Judge Horan upheld U.S. Magistrate Judge Lisa Pupo Lenihan’s rejection of all seven of the Post-Gazette’s challenges to the arbitrator’s award, including technical points, such as missing the deadline to file an appeal, as well as the legal merits of the case.
“This is a monumental victory for the journalists at the Post-Gazette,” said Zack Tanner, the Guild’s Post-Gazette unit chair. “We are finally collecting money that the company tried to steal out of the workers’ pockets instead of doing what was right and preserving our collectively bargained benefits.”
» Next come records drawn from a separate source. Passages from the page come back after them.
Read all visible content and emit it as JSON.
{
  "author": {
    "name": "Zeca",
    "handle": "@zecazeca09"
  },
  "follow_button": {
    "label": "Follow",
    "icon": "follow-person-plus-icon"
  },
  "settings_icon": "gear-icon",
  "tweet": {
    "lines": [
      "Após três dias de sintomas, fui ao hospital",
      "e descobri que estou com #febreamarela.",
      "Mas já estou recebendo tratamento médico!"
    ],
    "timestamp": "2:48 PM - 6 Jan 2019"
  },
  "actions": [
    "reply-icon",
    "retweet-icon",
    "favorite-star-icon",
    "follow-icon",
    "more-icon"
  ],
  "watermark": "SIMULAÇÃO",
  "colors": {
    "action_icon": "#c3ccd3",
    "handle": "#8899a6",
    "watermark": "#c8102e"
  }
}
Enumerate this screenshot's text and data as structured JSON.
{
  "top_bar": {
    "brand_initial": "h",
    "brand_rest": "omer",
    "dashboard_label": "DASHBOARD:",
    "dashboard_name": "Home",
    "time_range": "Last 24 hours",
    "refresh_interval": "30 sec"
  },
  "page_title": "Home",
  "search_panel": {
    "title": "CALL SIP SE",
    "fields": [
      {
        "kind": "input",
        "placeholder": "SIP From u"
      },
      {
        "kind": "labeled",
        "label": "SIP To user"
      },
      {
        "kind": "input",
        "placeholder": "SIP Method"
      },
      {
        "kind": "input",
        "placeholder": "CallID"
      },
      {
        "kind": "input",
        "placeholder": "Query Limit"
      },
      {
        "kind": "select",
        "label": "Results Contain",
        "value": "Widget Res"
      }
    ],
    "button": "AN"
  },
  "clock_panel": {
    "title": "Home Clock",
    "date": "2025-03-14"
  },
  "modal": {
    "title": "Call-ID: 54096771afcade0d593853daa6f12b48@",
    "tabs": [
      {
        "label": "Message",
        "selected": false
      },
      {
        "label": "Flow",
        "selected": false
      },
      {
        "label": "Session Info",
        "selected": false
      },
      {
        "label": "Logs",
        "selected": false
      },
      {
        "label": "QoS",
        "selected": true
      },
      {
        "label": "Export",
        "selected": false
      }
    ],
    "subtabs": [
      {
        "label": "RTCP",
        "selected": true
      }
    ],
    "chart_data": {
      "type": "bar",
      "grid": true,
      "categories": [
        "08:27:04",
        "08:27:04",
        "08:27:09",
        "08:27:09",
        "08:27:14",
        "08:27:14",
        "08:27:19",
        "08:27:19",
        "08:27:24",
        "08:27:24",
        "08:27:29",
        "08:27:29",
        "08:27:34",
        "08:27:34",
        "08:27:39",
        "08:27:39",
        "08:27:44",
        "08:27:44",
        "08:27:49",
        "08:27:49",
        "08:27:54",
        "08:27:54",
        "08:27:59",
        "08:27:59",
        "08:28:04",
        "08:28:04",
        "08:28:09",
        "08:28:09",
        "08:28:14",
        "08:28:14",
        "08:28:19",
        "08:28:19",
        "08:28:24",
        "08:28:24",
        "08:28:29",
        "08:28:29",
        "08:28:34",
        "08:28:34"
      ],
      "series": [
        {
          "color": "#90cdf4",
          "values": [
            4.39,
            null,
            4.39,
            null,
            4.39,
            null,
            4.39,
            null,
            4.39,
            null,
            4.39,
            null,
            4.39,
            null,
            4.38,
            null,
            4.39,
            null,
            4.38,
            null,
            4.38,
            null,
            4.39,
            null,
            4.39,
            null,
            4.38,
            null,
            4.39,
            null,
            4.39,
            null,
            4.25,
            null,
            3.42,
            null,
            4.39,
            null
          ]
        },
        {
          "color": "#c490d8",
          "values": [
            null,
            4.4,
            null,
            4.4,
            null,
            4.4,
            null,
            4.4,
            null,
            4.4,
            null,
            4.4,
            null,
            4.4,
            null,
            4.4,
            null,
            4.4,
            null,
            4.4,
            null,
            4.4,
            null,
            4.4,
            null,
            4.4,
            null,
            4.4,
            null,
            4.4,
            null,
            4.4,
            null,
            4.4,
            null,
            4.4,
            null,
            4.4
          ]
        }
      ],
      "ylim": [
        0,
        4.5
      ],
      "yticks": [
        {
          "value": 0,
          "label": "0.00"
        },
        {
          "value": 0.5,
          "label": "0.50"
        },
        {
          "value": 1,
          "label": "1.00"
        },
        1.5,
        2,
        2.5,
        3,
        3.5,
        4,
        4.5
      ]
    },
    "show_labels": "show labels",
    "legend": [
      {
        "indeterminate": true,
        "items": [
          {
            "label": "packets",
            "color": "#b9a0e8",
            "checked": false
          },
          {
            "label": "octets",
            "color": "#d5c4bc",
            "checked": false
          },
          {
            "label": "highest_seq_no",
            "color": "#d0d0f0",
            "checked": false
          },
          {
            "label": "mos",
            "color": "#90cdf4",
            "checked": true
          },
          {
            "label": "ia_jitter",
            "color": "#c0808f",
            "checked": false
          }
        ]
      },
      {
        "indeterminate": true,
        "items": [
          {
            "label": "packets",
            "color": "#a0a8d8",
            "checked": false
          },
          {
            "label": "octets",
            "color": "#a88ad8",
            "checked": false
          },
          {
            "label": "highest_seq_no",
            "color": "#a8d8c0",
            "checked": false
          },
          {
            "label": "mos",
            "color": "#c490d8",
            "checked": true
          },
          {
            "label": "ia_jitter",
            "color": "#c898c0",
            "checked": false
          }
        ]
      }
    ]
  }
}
The healthcare issue is part of an ongoing labor dispute between The Newspaper Guild of Pittsburgh and management. The union’s contract expired in March 2017 and the company unilaterally imposed conditions in August 2020, a move the union is challenging through an unfair labor practice charge before the National Labor Relations Board.
“Our goal is to get back to the bargaining table and secure a fair contract that respects the union journalists who make the Pittsburgh Post-Gazette,” the Pittsburgh Local said in a press statement. “We all deserve a local newspaper that invests in our community and empowers inclusive journalism that reflects our city.”
Photo: Pittsburgh Post-Gazette journalists picketing outside the home of John Robinson Block, one of the owners of Block Communications, in October 2020.